3. Beamforming for location
This notebook computes the beamformed network response and demonstrates how to use it for the detection and location of an eathquake. The workflow consists of computing waveform features first (envelopes, kurtosis, etc.) and, then, to shift-and-stack them according to the previously computed travel times.
Contents
Read travel times
[1]:
import beampower as bp
import glob
import h5py as h5
import numpy as np
import os
import pandas as pd
import tqdm
from matplotlib import pyplot as plt
from scipy import signal, stats
from obspy import read, read_inventory, UTCDateTime
from obspy.geodetics.base import locations2degrees, degrees2kilometers
try:
from scipy.stats import median_abs_deviation as scimad
except ImportError:
from scipy.stats import median_absolute_deviation as scimad
[2]:
%load_ext autoreload
%autoreload 2
Compute waveform features
The underlying paradigm of the beamforming method is that when using the exact travel times to align the traces, they sum up to the largest amplitude beam. However, the waves emitted by a double-couple source may sum up to zero due to antisymmetries in the radiated wavefield. Furthermore, imprecisions in the velocity model and the finiteness of the grid often mean that the exact travel times are not available in the pre-computed travel time grid.

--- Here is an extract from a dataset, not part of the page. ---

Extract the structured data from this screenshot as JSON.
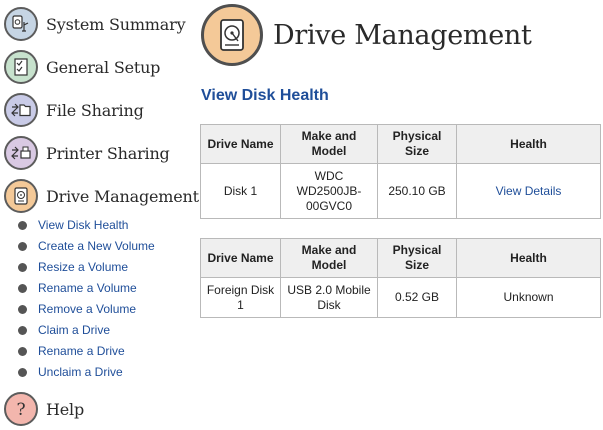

To address the aforementionned drawbacks, we compute positive-valued waveform features to handle antisymmetries in the wavefield and we make sure that they are smooth enough in time to be correctly aligned by at least one set of pre-computed travel times (think of trying, unsuccesfully, to align Diracs with a finite resolution travel time grid!).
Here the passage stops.